Feel the transfer of that weight from your shoulders to His. He is the great burden-bearer. He is the one who said, “Come to me, all you who are weary and burdened, and I will give you rest.” Receive that rest now.
Now, in that space you have created, I want you to call to mind one unchanging truth about God. Perhaps it is His faithfulness, His love, His power, His forgiveness, or simply His presence with you right now. Hold onto that one truth like an anchor for your soul, and let a quiet word of thanks rise from your heart. “Thank you, Lord, that you are faithful.” “Thank you, Lord, that you will never leave me.” “Thank you, Lord, that your love for me is unconditional.” This is the seed of joy.
Let’s not let this moment be just a fleeting experience. I want to challenge you to put this choice into concrete action this week. The smallest act of intentional joy can have the most profound ripple effect in your life and in the lives of those around you. We are going to build a monument of praise, right here, together.
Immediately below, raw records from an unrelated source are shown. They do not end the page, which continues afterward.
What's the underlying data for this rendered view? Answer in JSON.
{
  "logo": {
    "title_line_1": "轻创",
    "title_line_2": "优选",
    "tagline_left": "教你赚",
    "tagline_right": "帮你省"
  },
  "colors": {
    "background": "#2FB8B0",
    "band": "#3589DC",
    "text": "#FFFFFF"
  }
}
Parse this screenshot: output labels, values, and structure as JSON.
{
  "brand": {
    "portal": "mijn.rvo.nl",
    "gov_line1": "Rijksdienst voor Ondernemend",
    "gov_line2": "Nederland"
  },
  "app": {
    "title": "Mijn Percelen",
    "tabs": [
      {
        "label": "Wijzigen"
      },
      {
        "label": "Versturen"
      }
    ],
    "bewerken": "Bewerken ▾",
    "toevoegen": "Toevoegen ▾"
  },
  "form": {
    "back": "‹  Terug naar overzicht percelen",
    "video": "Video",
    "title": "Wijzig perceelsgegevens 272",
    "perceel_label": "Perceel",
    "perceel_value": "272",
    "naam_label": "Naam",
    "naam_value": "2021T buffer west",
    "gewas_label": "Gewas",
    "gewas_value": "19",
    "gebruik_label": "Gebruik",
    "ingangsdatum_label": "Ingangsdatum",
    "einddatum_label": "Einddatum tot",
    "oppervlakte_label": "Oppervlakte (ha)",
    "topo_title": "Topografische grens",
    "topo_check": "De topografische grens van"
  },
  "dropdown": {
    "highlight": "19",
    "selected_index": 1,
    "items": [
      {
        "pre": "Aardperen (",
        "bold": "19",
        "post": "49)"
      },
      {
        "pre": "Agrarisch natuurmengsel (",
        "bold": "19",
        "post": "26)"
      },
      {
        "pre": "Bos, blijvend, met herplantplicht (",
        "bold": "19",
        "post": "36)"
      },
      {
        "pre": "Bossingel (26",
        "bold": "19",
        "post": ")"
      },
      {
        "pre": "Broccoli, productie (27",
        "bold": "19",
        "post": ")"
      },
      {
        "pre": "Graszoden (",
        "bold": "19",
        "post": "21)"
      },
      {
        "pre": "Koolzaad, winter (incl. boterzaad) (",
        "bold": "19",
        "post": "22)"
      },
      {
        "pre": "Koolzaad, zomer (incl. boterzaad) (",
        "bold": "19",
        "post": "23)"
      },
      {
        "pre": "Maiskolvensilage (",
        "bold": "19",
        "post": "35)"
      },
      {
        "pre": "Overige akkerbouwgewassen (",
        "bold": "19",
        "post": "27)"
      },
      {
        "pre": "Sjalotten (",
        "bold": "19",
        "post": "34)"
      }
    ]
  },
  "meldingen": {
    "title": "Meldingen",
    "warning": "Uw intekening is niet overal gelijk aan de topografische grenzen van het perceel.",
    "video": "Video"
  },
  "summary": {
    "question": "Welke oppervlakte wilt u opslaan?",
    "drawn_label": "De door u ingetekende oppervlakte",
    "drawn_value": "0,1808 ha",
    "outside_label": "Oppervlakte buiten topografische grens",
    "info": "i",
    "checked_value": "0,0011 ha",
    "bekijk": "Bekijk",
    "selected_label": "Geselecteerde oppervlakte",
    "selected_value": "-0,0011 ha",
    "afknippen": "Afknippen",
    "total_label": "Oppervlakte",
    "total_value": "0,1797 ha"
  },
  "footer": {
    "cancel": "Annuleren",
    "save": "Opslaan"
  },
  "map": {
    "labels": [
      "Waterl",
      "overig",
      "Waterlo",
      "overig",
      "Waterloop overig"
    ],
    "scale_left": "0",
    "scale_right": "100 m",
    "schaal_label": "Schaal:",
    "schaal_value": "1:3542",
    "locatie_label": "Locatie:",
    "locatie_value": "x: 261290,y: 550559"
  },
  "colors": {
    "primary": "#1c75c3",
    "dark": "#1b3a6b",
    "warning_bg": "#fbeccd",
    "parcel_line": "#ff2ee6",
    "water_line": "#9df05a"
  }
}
So here is your mission, should you choose to accept it. In the comments section below this video, I want you to complete this sentence: “This week, I will choose joy by…” It could be as simple as “…by taking a walk and thanking God for the beauty of His creation.” It might be “…by writing a letter of encouragement to a friend who is struggling,” or “…by turning off the news and putting on worship music during my morning commute.”
Let’s fill this digital space with hundreds of declarations of chosen joy. By sharing your intention, you not only solidify it for yourself, but you also inspire and encourage every single person who reads it. We will become a community of joy-choosers, a chorus of praise that rises above the noise of the world. Let’s start a revolution of rejoicing, one deliberate choice at a time.
Remember the wisdom of Arthur, the shoeshine man. Remember the courage of Paul in his prison cell. Your joy is not a fragile thing, dependent on the weather of your day. It is a deep, powerful, and resilient force that is found in the person of Jesus Christ.
So, go from this place today not as a prisoner of your circumstances, but as a liberated child of the King. Go into your week with the resolute decision to cultivate joy, to look for reasons to be thankful, and to fix your eyes on the author and perfecter of your faith. You have been given the authority and the power to choose.
May the Lord bless you and keep you. May the Lord make His face shine upon you and be gracious to you. May the Lord lift up His countenance upon you, and give you His deep, abiding peace, and His strong, unshakable joy, today and all of your days. Amen.